Ibec chief quick off mark against ‘populist’ objections to 5G roll-out

Danny McCoy argues it would be a disaster for businesses if 5G was blocked

At a time when rural Ireland is crying out for reliable, high-speed broadband, it seems counterintuitive that a number of county councils would be objecting to the roll-out of next-generation 5G technology.

Councillors in Clare, Leitrim, Sligo and Wicklow have passed motions raising objections to 5G on health grounds. Concerns about the impact of mobile masts and associated infrastructure, and the radio waves they emit, have existed for as long as the technology has been around, although the jury is still out on whether there is any harmful impact on humans.

This recent surge in opposition has prompted Ibec to spring into action on behalf of its telco members to urge Minister for Communications Richard Bruton and Minister for Local Government Eoghan Murphy to tackle these "populist" objectors.

Vodafone and Eir have already launched 5G services here, while Three is expected to do so shortly.

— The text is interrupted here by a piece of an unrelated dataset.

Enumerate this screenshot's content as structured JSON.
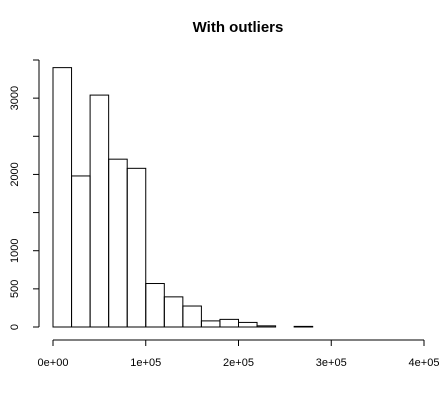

Between them they will spend many hundreds of millions on their roll-outs.


In his letter Ibec chief executive Danny McCoy noted that it would be a disaster for businesses here if 5G was blocked in any way, as they could potentially miss out on a slice of the $12 trillion of global economic output that is expected to be enabled by 5G.

He also highlighted how the UK had prioritised investment in 5G in a post-Brexit environment.

McCoy urged a “prompt” response to the concerns of councillors, adding that a letter to county councils around the country would be “very valuable”.

He also helpfully suggested a mechanism to deal with this potentially thorny issue – an "expert scientific panel"to be convened under the auspices of the Environmental Protection Authority to "monitor on an ongoing basis the standards regarding exposure to 5G".

McCoy’s political antenna is always finely tuned to a solution.